15 That record was such as to disqualify the applicant from any element of or any claim to leniency: Kalanj (1997) 98 A Crim R 505 at 509 per Ireland J. He clearly had a limited regard for his responsibilities as a motorist and the present was, in my view, a particularly serious offence of its kind.
16 Moreover, it is to be noted that the guideline in Jurisic was handed down in relation to offences involving dangerous driving causing death and dangerous driving causing grievous bodily harm for which the statutory maximum sentences are ten years and seven years respectively, being offences charged under s 52A(1) and (3) of the Crimes Act. The present, however, was a case of aggravated dangerous driving causing grievous bodily harm, for which the maximum sentence is one of imprisonment for eleven years under s 52(A)(4) of the Crimes Act.

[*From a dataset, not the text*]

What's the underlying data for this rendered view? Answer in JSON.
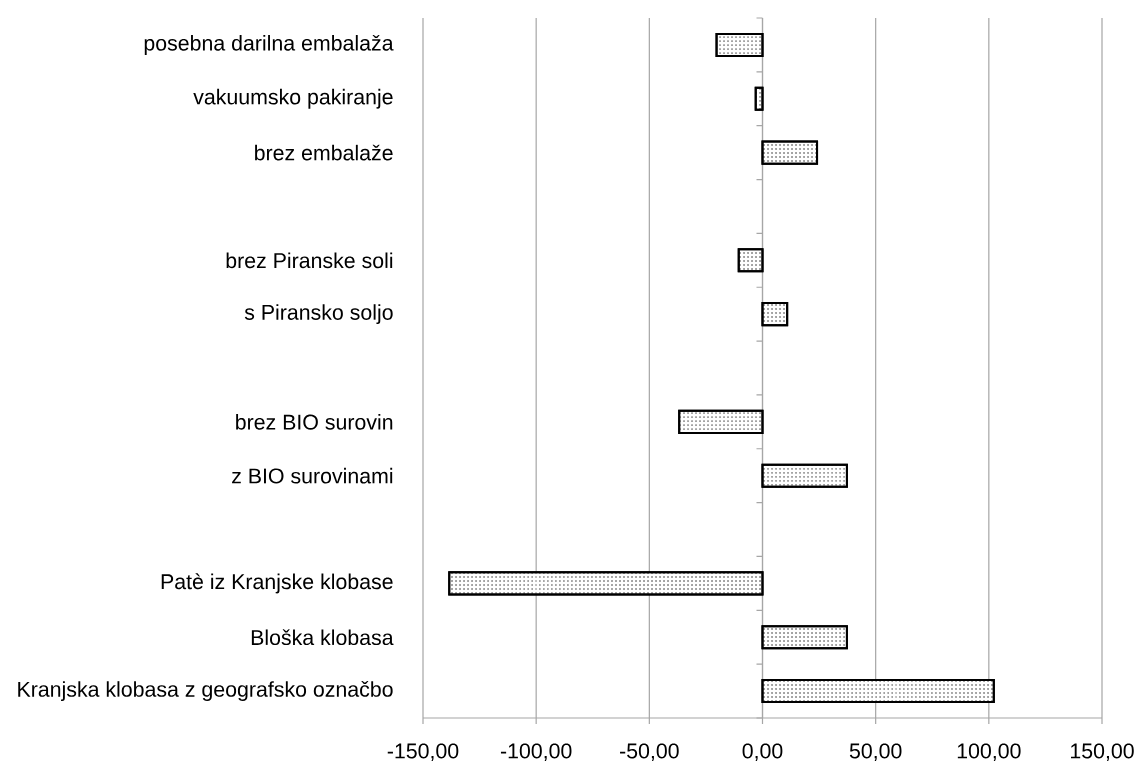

17 In McKinney (1999) NSWCCA 51 at par 14, Spigelman CJ pointed out that the Jurisic guidelines "would need to be proportionately increased for the aggravated versions of the offences", arising in cases of death under s 52A(2) where the maximum available sentence is one of fourteen years, and in cases of grievous bodily harm where, as I have mentioned, the maximum penalty is one of imprisonment for eleven years.
18 It by no means follows as a result that his Honour set the bar too high since, as also emerged from Jurisic, the two years sentence for dangerous driving causing grievous bodily harm marks the point at which the Court would need to find exceptional circumstances to justify a lesser sentence.
19 Although the Judicial Commission statistics would tend to suggest that this case was certainly at the high end of the range, those figures are of limited value having regard to the small sample and the inevitable variation between cases. Reference to those statistics and also to decisions of this Court in Bicheno (1999) NSWCCA 148 and Errington (1999) NSWCCA 18 do not lead me to the view that the present sentence was excessive.
20 The subjective circumstances which his Honour identified, namely, the applicant's plea of guilty, his positive work record, the punishment that was self-inflicted through the injuries he sustained, his contrition and his drinking problem, were all carefully and sympathetically taken into account. They do not, of themselves, either singly or in combination, call for any further tempering of the sentence.
21 So far as the applicant had a claim to relative youth and good character, this, it has been pointed out, is of limited value in cases such as the present (see Musumeci NSWCCA 30 October 1997, cited with approval in McKinney and Jurisic). The reason for this lies in the importance of the sentence for such offences reflecting a significant element of general deterrence.
22 I am, for those reasons, unpersuaded that the sentence was excessive or that an error of law of the kind which would justify intervention of the Court, as that has been recently discussed by the High Court in Dinsdale (2000) HCA 54 was established.
23 I would grant leave to appeal but dismiss the appeal.
24 WHEALY J: I agree.
25 WOOD CJ at CL: The order of the Court will be as I have proposed.